In the last 14 years, nobody had an issue (with how CICs are appointed and how their salaries are fixed).
Has any SC judge raised objection as to why the status of CICs is equal to theirs?
Why should the government fix what isn't broken?
What major problems can this amendment bring to the functioning of the RTI Act?
The ground reality is that a majority of commissioners are selected based on political patronage. In effect, they are not really independent people.
A few commissioners do and will always break out of the fold. There have been fiercely independent commissioners who passed fair and fearless orders, which have been disliked by the powers that be, and that includes the Congress too.
Anybody in power dislikes the RTI. Everybody who is asked to be transparent doesn't like transparency. Everybody likes transparency for others and not for themselves.
So, if there are some independent commissioners who are giving orders which the government doesn't like, their independence will get clipped still more because now the government controls the selection process.
It is only a few commissioners and a few orders that are really pro-transparency.
Today, it (pro-transparency orders) may be at a level of 5 per cent or 10 per cent. Significant orders that go against what would be considered established interests of the government in a major way are very small and now, after this amendment, are likely to go down further.
People like me have been fighting and saying the process of selection of commissioners should be transparent. There should be transparent criteria for their selection.
I don't know if you realise that for various commissions like human rights, women's rights and so on, there are no fixed criteria for the selection of commissioners.
With confidence I can say that the entire selection process is flawed.
By this amendment, they are destroying the system of checks and balances. They're trying to control, or at least obtaining the methods of controlling, the commission. It's just not desirable.
How do you and other activists plan to maintain the usefulness, effectiveness and sanctity of the RTI Act?
Honestly, I don't know. But we have to keep fighting our battles.
Let's see if we can convince the President to send it back.
What difference will the President sending it back for consideration to the Lok Sabha and Rajya Sabha make, now that this government has a brute majority in the Lok Sabha and they have the support of the Biju Janata Dal and the Telanagana Rashtra Samiti, which helped them push through the passage of the RTI Act amendment in the Rajya Sabha?
There's also optics as I call it. We may not be able to convince the President to send it back but in my opinion the citizens should continue agitating (against this amendment).
When the British crushed the uprising of 1857 we could have accepted defeat and done nothing about it. But we didn't.
A nation that could throw a foreign oppressor out of the country, today can't say that we have our Constitution, our democracy and the right to vote, but we can't do anything about this amendment.
If the bill is there which we don't like, then we should keep protesting.
Maybe the bill will get cancelled or taken back after one year, two years, three years.
Or, it will give a message to the government that if you pass bills of this nature, which restrict fundamental rights of its citizens, and I do believe that the amended structure of the RTI is an attack on our fundamental rights, citizens will protest.
We should have the confidence and tell the government to take this back.
Why do you think this government brought in this amendment, as you said for 14 years since the law was passed in 2005 nobody had any problem?
In my opinion, they are arrogant now.
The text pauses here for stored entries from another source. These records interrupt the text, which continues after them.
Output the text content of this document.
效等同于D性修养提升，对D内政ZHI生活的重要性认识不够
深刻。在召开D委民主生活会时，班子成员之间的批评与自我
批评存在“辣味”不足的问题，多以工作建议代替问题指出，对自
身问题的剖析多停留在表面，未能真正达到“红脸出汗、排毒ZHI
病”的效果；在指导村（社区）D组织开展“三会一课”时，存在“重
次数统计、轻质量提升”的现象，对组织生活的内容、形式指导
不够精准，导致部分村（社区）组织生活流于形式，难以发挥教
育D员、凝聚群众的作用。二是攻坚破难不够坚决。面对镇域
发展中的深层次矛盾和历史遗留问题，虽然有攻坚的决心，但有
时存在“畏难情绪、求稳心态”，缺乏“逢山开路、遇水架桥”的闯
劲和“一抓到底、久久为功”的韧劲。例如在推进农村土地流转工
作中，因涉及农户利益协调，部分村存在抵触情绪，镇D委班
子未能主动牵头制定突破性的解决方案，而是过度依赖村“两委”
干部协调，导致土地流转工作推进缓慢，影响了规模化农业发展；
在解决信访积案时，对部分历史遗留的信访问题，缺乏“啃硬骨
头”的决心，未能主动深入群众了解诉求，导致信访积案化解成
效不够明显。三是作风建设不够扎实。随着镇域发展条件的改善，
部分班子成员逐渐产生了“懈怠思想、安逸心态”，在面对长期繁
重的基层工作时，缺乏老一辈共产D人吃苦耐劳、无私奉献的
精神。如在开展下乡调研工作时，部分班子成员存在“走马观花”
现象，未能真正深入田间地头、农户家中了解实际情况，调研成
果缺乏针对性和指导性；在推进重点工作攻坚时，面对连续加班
They have this feeling that we know what's right. Everybody in power believes he knows what's right.
I also have a subsidiary theory that they may be testing out if they will have enough members in the Rajya Sabha to support the instant talaq bill.
That's why the hurry to get the amendment to the RTI Act passed in Rajya Sabha. They want to establish that they can manage a majority in the Rajya Sabha.
They wouldn't want to have a bloody nose over the passage of instant talaq bill in the Rajya Sabha.
Who is the real beneficiary of this amendment?
The government that can control the commission's functioning.